Their friendship turned romantic in June 2018 at Amazon’s Boost conference for third-party sellers in New Orleans. The conference coincided with Gao’s 29th birthday, so she invited Levine and some of their friends for a night of barhopping in New Orleans’ historic French Quarter. That night, they kissed for the first time.

On the last day of the conference, they took a long walk through the streets of New Orleans, a memory they both half-jokingly describe as their “five-hour marriage contract.”

“We contracted where we are going to live, the family we are going to bring, the religion we are going to have in the household, the education,” Gao said. “We were lining it up.”

“Based on five hours of back and forth, we found we were at least a decent game,” Levine added.

A few days later, Levine flew from Chicago to Los Angeles for their first date.

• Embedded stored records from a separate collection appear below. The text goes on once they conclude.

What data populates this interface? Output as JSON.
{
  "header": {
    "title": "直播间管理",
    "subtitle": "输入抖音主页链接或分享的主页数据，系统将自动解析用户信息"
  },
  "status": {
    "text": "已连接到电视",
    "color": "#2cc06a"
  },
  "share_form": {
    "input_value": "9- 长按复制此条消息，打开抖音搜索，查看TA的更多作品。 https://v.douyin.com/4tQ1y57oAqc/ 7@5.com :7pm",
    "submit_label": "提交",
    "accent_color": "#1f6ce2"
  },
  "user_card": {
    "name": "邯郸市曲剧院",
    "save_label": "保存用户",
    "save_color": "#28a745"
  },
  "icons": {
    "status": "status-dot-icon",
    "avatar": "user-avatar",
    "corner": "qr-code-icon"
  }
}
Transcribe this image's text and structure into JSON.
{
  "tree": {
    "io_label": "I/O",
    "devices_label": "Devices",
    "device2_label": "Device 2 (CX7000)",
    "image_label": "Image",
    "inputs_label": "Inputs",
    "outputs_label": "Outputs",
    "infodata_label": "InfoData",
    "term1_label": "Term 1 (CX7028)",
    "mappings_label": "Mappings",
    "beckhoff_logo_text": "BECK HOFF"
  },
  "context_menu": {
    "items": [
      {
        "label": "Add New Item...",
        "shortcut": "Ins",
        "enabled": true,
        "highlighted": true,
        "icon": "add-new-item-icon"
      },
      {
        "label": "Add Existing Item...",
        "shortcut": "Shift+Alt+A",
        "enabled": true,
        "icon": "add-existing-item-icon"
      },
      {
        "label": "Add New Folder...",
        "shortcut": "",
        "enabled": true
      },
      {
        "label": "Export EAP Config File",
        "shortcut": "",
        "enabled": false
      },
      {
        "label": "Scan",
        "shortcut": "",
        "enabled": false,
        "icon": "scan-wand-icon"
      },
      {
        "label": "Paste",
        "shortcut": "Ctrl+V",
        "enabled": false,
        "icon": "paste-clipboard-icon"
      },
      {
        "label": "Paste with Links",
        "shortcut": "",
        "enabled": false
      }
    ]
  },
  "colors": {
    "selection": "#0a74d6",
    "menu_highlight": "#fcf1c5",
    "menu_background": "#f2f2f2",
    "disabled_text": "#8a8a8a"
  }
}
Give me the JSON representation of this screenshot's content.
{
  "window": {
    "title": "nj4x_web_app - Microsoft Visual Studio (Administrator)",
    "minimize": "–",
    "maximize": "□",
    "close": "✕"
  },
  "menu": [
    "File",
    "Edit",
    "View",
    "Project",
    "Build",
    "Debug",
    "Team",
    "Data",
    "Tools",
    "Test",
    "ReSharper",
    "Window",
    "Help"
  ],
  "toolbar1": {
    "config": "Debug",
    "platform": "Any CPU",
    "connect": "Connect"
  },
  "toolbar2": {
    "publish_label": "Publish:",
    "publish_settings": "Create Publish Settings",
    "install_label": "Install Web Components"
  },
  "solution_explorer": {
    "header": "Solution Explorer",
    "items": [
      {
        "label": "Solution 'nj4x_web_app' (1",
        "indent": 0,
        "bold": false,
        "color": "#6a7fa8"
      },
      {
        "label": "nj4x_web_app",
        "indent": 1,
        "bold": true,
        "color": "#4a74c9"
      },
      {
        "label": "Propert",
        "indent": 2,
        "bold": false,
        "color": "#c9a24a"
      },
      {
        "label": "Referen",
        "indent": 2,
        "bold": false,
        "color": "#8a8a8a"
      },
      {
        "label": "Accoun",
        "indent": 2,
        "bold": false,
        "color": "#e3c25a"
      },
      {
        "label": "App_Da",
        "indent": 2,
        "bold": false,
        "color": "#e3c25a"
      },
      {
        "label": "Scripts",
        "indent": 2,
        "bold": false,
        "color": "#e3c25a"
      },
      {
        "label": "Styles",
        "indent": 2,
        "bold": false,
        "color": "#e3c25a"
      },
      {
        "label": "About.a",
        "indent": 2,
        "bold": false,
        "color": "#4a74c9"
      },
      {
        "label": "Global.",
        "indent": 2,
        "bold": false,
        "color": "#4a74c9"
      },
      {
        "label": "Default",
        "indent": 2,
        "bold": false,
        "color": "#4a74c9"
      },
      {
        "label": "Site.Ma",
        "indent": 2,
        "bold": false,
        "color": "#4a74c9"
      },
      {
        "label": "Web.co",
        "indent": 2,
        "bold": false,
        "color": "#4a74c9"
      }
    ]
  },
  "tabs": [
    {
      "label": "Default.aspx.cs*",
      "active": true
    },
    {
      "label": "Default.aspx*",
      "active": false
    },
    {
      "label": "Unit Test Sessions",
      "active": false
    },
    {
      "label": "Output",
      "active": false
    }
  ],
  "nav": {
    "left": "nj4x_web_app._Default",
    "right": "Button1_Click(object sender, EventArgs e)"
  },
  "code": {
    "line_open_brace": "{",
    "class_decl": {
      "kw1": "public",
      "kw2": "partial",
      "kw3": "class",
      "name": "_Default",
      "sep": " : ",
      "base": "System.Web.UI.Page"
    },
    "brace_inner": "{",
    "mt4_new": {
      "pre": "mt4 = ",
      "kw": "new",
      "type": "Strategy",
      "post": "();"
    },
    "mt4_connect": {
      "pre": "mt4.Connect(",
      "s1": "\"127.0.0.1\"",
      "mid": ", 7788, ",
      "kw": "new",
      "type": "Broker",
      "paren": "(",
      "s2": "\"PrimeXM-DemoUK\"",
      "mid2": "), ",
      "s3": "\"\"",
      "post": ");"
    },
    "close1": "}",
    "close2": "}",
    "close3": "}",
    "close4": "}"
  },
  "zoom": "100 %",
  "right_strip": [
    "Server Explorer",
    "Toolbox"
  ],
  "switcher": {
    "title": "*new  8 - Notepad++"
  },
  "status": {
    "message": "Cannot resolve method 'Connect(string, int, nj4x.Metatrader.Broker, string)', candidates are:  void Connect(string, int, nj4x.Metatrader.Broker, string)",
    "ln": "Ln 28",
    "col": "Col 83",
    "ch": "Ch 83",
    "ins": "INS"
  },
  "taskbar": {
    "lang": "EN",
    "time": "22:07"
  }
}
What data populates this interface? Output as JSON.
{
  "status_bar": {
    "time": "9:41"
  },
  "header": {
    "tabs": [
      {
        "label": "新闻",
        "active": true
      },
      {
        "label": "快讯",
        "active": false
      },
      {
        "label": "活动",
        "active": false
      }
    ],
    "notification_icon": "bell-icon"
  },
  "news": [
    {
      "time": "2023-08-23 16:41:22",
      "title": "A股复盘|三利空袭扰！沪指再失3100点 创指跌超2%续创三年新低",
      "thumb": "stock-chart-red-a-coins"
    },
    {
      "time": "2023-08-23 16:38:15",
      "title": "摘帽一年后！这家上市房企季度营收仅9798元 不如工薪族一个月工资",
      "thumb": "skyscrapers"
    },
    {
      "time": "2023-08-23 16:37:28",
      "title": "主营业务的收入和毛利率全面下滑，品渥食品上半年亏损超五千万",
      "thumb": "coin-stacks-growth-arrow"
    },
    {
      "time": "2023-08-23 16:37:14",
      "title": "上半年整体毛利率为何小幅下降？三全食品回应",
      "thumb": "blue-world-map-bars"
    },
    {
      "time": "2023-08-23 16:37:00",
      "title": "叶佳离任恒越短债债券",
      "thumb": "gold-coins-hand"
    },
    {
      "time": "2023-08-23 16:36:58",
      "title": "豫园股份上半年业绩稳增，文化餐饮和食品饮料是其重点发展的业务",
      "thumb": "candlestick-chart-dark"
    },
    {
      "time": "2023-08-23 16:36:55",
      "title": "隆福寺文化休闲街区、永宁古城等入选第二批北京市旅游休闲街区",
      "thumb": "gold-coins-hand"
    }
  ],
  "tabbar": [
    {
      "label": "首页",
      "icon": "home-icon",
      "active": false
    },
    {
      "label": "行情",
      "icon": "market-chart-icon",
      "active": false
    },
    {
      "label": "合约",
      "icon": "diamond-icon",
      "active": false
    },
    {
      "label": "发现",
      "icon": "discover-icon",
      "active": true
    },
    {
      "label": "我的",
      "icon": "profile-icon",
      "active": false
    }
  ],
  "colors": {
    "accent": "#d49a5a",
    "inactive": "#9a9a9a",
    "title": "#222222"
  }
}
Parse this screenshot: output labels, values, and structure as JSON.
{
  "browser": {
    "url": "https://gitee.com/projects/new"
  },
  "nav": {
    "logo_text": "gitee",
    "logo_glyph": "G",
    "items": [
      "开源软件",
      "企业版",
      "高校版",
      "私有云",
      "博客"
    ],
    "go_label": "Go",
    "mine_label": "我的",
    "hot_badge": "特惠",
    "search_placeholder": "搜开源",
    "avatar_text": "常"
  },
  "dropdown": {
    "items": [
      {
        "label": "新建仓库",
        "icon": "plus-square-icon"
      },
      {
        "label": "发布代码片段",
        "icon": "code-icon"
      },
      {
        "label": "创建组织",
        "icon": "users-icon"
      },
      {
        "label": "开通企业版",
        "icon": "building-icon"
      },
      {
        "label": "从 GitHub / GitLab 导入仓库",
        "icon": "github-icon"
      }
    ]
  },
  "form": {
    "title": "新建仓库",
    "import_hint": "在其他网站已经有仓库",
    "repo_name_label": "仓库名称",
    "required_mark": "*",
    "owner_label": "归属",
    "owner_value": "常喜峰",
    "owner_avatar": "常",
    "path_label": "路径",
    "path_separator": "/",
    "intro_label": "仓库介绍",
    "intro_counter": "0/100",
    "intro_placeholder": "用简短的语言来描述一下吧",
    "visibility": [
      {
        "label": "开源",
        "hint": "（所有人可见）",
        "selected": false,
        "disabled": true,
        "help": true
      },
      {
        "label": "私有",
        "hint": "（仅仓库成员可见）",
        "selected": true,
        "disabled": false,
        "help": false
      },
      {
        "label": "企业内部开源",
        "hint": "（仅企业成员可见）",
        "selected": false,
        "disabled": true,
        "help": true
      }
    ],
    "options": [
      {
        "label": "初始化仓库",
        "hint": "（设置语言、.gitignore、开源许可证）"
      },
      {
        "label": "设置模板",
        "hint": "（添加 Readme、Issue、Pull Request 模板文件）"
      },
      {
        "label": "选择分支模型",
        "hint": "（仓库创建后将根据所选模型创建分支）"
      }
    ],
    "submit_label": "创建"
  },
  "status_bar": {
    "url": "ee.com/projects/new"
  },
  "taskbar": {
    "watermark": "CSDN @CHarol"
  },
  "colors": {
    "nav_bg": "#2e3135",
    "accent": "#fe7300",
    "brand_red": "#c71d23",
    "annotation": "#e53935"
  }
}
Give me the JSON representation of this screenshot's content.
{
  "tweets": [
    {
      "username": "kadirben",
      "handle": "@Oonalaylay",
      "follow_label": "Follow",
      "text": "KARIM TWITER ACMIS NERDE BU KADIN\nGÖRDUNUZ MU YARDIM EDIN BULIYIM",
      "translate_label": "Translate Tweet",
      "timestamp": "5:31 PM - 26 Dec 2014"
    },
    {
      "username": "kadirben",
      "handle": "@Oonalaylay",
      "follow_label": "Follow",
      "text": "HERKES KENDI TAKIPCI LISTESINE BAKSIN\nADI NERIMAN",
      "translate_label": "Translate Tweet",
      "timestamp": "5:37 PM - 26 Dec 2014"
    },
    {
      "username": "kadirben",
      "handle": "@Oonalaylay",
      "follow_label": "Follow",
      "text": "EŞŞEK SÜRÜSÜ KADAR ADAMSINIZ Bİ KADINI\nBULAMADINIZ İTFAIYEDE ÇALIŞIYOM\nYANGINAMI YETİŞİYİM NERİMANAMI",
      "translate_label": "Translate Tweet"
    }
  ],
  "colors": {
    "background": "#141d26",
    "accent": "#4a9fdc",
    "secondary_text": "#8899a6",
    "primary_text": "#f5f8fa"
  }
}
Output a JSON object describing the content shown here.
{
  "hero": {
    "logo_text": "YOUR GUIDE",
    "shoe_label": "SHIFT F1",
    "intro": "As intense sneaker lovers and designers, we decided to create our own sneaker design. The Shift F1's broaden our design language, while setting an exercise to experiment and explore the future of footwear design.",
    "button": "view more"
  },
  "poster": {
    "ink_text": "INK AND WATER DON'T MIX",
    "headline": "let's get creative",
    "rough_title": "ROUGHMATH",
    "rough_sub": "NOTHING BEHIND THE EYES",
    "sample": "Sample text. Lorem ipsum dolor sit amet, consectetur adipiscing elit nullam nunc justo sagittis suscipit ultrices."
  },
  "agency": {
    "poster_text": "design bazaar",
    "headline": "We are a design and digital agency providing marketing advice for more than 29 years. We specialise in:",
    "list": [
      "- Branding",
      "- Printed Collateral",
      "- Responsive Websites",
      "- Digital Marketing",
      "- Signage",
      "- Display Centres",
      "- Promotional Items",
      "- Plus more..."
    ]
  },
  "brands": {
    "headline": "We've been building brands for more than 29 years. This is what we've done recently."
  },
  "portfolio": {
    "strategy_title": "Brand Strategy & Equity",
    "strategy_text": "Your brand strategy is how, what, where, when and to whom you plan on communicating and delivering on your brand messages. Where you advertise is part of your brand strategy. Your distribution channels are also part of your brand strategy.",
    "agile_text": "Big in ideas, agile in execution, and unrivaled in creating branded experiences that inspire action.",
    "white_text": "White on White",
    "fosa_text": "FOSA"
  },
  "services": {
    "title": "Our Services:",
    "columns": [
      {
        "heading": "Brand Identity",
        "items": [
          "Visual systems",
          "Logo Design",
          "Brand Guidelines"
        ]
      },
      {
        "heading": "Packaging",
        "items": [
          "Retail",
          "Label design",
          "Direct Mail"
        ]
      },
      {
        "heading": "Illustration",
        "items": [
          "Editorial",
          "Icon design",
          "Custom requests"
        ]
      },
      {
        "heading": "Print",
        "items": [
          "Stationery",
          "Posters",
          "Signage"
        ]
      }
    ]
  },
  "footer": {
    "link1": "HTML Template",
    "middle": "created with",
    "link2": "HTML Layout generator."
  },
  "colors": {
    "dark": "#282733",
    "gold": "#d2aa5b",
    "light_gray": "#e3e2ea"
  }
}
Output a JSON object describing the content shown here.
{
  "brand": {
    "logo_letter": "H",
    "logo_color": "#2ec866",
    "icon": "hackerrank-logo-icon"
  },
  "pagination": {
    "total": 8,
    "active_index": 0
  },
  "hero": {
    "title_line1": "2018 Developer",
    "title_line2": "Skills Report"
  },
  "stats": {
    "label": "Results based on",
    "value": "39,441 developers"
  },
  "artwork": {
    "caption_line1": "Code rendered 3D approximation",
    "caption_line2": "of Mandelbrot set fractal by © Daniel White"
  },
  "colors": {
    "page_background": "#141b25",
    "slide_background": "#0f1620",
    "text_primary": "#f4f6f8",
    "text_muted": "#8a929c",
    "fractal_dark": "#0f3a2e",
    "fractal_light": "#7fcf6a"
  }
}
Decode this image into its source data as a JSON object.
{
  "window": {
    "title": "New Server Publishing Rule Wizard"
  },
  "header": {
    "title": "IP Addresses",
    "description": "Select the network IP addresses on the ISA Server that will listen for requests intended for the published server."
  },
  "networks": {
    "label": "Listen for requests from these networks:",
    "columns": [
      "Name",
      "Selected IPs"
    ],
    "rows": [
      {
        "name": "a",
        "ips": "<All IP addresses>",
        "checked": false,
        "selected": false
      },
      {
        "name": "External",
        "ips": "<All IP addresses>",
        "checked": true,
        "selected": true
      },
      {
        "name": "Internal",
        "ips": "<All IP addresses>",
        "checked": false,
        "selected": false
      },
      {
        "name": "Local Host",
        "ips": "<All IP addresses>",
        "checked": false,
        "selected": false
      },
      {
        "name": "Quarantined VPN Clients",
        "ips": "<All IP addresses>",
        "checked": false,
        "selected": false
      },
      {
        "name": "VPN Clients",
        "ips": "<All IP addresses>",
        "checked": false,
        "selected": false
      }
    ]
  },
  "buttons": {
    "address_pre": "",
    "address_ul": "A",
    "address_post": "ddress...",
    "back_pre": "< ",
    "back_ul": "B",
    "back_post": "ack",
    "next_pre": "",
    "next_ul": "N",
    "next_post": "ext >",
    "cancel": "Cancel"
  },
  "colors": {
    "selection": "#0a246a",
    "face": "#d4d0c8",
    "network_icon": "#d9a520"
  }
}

He returned to Chicago the next day in time for a 10-day trip to Europe.

They continued to date remotely for the next two years, until June 2020. It was the height of the Covid-19 pandemic, and they could no longer safely hop on a plane for their twice-weekly visits. . They decided it was the right time to move in together, and Levine proposed to Gao in Niagara Falls in September.

Levine is the one who came up with the idea for an Amazon-inspired wedding.

“We went through all these ideas, and they were so boring,” Levine said. “I wanted something that showcased our background and paid homage to our origins.”

Levine, who is Jewish, chose Jeff Cohen, an Amazon employee who previously worked for Seller Labs, who hosted the conference where they met, to serve as a witness at the signing of their prenup, known as the name of ketubah. And guests who helped connect the couple at Amazon events had special “matchmaker” signs on the backs of their chairs.

They jokingly toyed with the idea of ​​turning their wedding into a full-fledged Amazon conference, with a software company jokingly offering to sponsor the event.

“I said, ‘No, I’m not offering you a booth at our wedding,'” Levine said.